Hello,

This was the question:

Given reaction 2NH3(𝑔)+3Cl2(𝑔)⟶N2(𝑔)+6HCl(𝑔) , you react 5.0 L of NH3 with 5.0 L of Cl2 measured at the same conditions in a closed container. Calculate the ratio of pressures in the container P_{𝑓𝑖𝑛𝑎𝑙} : P_{i𝑛𝑖𝑡𝑖𝑎𝑙}.

First, I said that P_{𝑓𝑖𝑛𝑎𝑙} : P_{i𝑛𝑖𝑡𝑖𝑎𝑙} = (n_{𝑓𝑖𝑛𝑎𝑙}/V_{𝑓𝑖𝑛𝑎𝑙}) : (n_{i𝑛𝑖𝑡𝑖𝑎𝑙}/V_{i𝑛𝑖𝑡𝑖𝑎𝑙}), because P = nRT/V but the RT would cancel out since it is the same on both sides.

I wasn't sure how to find n, because P and T weren't given. So I thought for now, n_{NH3} = (5 * P)/(R * T), n_{Cl2} = (5 * P)/(R * T), etc. For V, 5.0 L of Cl2 is given, while V_{NH3} = 10/3 L. (2/3 mol of NH3 is needed for every 1 mol of Cl2, and n is directly proportional to V ?). I used the same idea on for the final n's and V's.

But I felt like I was wrong...so the second idea I tried was just (1+6):(2+3), the ratio of mols in the equation. That definitely didn't work haha. I also tried figuring out the partial pressure of each component, but that didn't work either.

I'm most confused about how to figure out the number of mols and the volume on each side. I'm also confused if the initial volume would be 10 (5L NH3 + 5L of Cl2), or 25/3 (10/3 L NH3 + 5L CL2).

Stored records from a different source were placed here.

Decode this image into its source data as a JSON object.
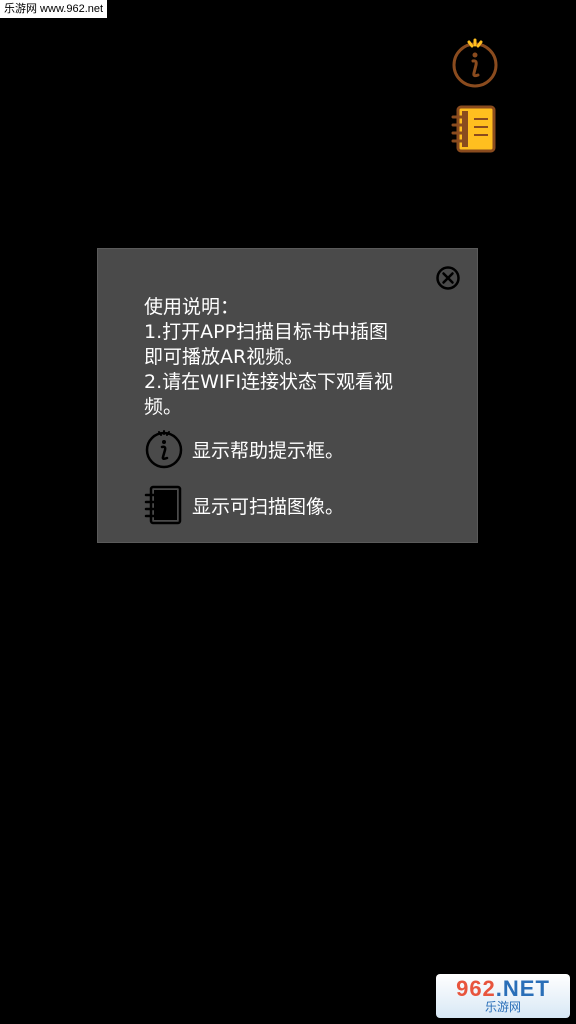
{
  "watermark_top": "乐游网 www.962.net",
  "toolbar": {
    "help_icon": "info-icon",
    "scan_icon": "notebook-icon"
  },
  "dialog": {
    "lines": [
      "使用说明：",
      "1.打开APP扫描目标书中插图",
      "即可播放AR视频。",
      "2.请在WIFI连接状态下观看视",
      "频。"
    ],
    "legend": [
      {
        "icon": "info-icon",
        "text": "显示帮助提示框。"
      },
      {
        "icon": "notebook-icon",
        "text": "显示可扫描图像。"
      }
    ],
    "close_icon": "close-icon"
  },
  "watermark_bottom": {
    "logo_num": "962",
    "logo_net": ".NET",
    "sub": "乐游网"
  },
  "colors": {
    "accent_orange": "#ffbf1f",
    "icon_brown": "#8a4b1e",
    "dialog_bg": "#4a4a4a"
  }
}
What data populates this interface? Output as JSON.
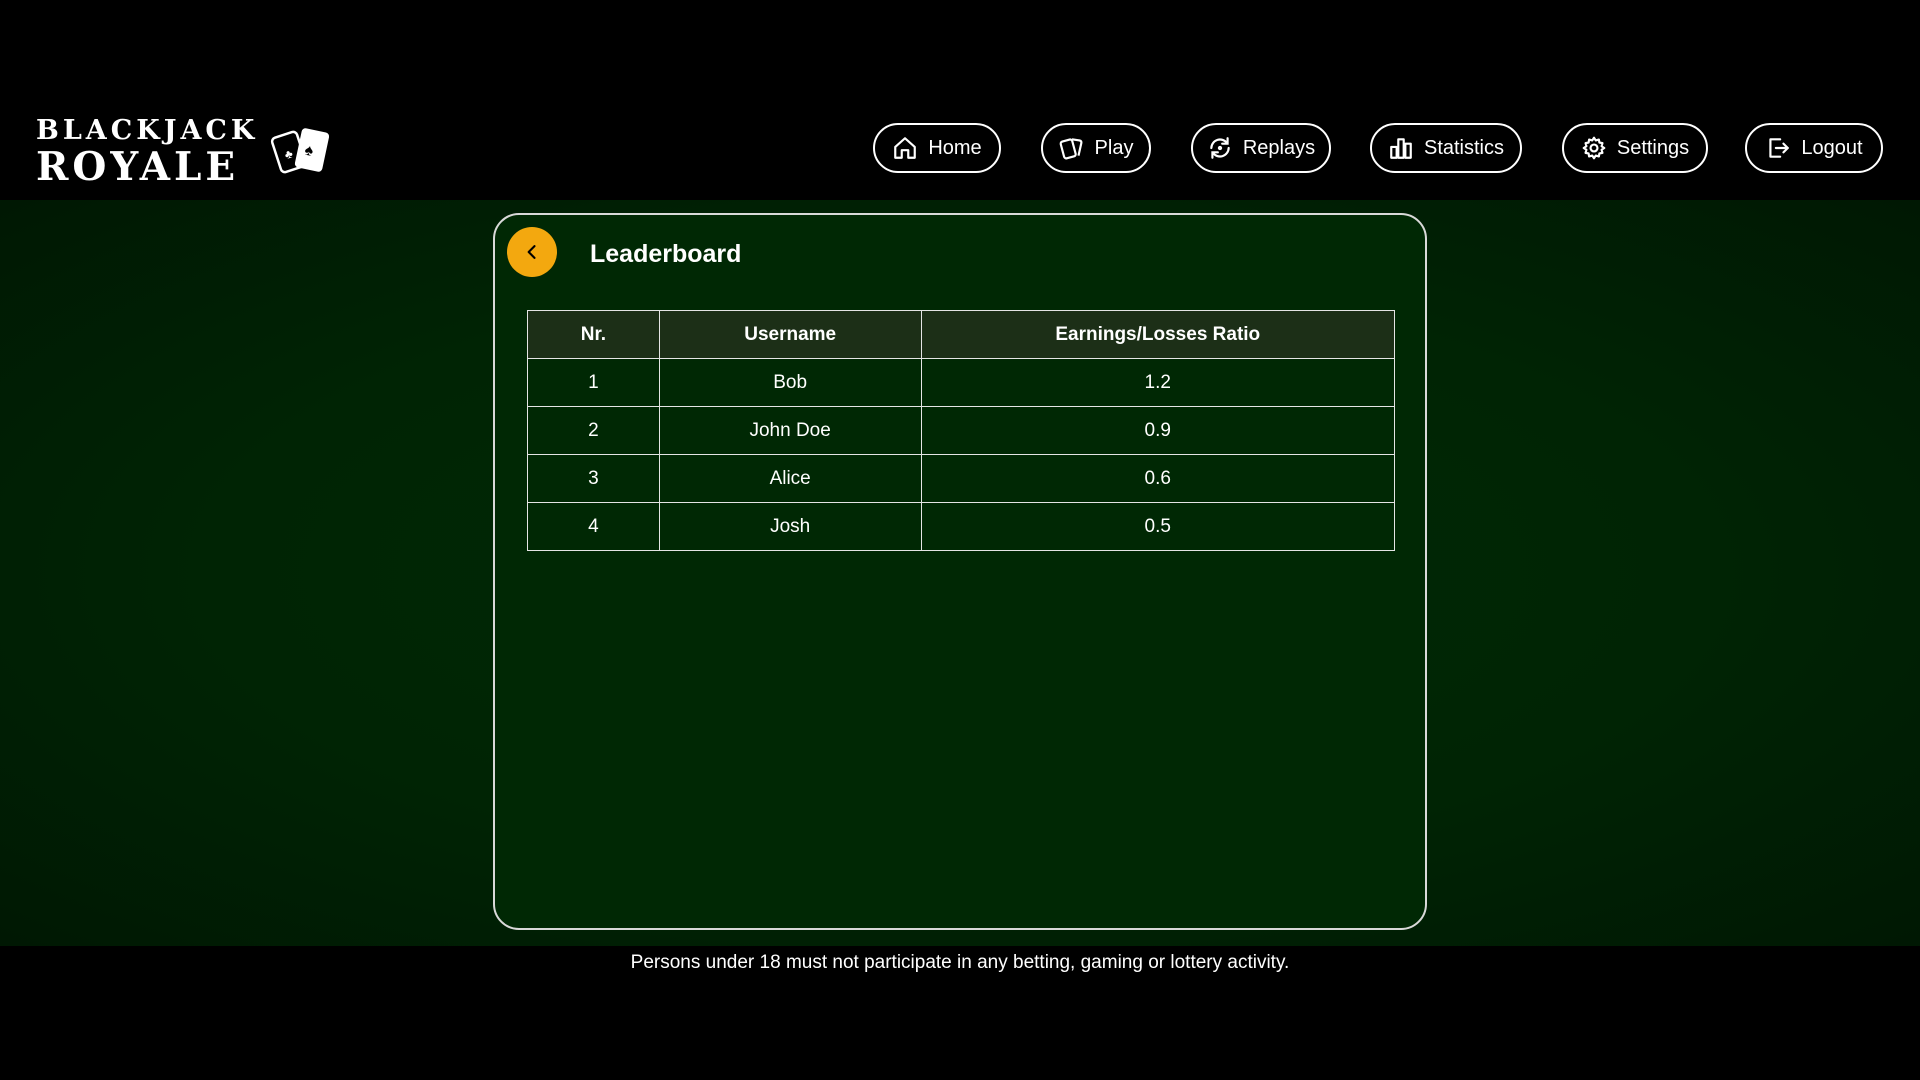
{
  "app": {
    "logo_line1": "BLACKJACK",
    "logo_line2": "ROYALE"
  },
  "nav": {
    "items": [
      {
        "label": "Home",
        "icon": "home-icon"
      },
      {
        "label": "Play",
        "icon": "cards-icon"
      },
      {
        "label": "Replays",
        "icon": "replay-icon"
      },
      {
        "label": "Statistics",
        "icon": "bar-chart-icon"
      },
      {
        "label": "Settings",
        "icon": "gear-icon"
      },
      {
        "label": "Logout",
        "icon": "logout-icon"
      }
    ]
  },
  "page": {
    "title": "Leaderboard",
    "back_icon": "chevron-left-icon",
    "accent_color": "#f3a80f"
  },
  "leaderboard": {
    "headers": [
      "Nr.",
      "Username",
      "Earnings/Losses Ratio"
    ],
    "rows": [
      [
        "1",
        "Bob",
        "1.2"
      ],
      [
        "2",
        "John Doe",
        "0.9"
      ],
      [
        "3",
        "Alice",
        "0.6"
      ],
      [
        "4",
        "Josh",
        "0.5"
      ]
    ]
  },
  "footer": {
    "disclaimer": "Persons under 18 must not participate in any betting, gaming or lottery activity."
  }
}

The website I'm studying on only gives the answer, which is 4/3, without the explanation. Since I am trying to self-study, I would be very thankful if someone could explain the steps or the information we're looking for at each step to solve the problem!

Thank you,

James